Reimagining K-2 Assessment
Insights from State Leaders, Educators, and Families
High-quality learning experiences before kindergarten can provide a strong foundation for children’s success in early elementary school and beyond. Such early learning experiences have only become more important for all children as average math and reading skills measured in fourth grade have declined over time, a decline that started even before the COVID-19 pandemic and has only worsened following it. To support children’s learning, educators, families, and policymakers need high-quality, reliable information about their needs, abilities, and progress, starting in pre-K and continuing into the early grades. Yet that information is often not available. Part of the challenge is related to limitations of existing measures of early learning: current child assessments and observational tools are often costly, burdensome to administer, and based on a narrow definition of success that focuses primarily on children’s basic skills. Because they are costly and burdensome teachers are not using these tools consistently, and when they are used, their focus on basic skills means they fail to produce meaningful data about children’s more complex, higher-order skills, which limits their opportunities to support children’s learning.
To meet the need for better tools, MDRC is leading a multipronged effort—the Measures for Early Success Initiative—to reimagine child assessments, creating tools that accurately represent children’s abilities, are easier to administer, and produce information more useful to pre-K educators. The initiative aims to spur innovation by working with assessment-development teams who are creating technology-enabled assessment tools, following a managed research and development process to align assessments’ features with the needs of the people using the tools. The Measures for Early Success Initiative has focused on developing assessments for pre-K classrooms.
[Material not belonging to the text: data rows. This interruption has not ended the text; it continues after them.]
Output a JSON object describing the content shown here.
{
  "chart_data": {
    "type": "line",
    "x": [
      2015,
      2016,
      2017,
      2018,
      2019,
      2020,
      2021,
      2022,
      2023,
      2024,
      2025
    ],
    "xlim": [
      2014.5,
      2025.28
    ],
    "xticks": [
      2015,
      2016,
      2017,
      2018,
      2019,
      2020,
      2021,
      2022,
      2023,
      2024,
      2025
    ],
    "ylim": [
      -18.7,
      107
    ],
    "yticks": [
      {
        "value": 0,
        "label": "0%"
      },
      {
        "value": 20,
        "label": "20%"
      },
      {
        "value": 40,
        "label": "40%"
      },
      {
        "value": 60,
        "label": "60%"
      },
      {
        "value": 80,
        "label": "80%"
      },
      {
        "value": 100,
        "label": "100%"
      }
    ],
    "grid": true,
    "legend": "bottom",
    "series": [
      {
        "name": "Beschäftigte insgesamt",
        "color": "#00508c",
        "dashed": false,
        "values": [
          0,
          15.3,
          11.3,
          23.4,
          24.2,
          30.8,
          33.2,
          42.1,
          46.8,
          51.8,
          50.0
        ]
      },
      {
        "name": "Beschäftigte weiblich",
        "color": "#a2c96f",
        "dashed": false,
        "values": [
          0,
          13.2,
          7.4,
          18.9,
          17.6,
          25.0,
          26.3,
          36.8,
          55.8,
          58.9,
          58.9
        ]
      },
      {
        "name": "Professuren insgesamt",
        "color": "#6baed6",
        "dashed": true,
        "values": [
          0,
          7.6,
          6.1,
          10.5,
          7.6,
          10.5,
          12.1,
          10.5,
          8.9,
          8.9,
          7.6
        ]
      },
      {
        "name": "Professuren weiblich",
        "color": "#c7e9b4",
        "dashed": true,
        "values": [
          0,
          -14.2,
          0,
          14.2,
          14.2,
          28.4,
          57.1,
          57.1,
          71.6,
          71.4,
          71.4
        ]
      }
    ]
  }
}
Keeping children’s educational experiences consistent as they move from kindergarten through second grade (including the content they encounter and the expectations educators have of them) can help to sustain the positive effects of preschool. With that understanding in mind, MDRC has engaged in an additional series of activities focused on assessments for kindergarten through second grade, with the support of the Walton Foundation. To better understand the existing landscape of K-2 assessments, MDRC held a series of conversations with parents and caregivers, educators, and state leaders, centered on their experiences with these assessments and their perspectives on them and their potential. This brief organizes insights from these engagements into three overarching themes, each accompanied by suggestions for assessment-design features intended to improve assessments from pre-K through second grade that could help address the needs and aspirations shared by stakeholders.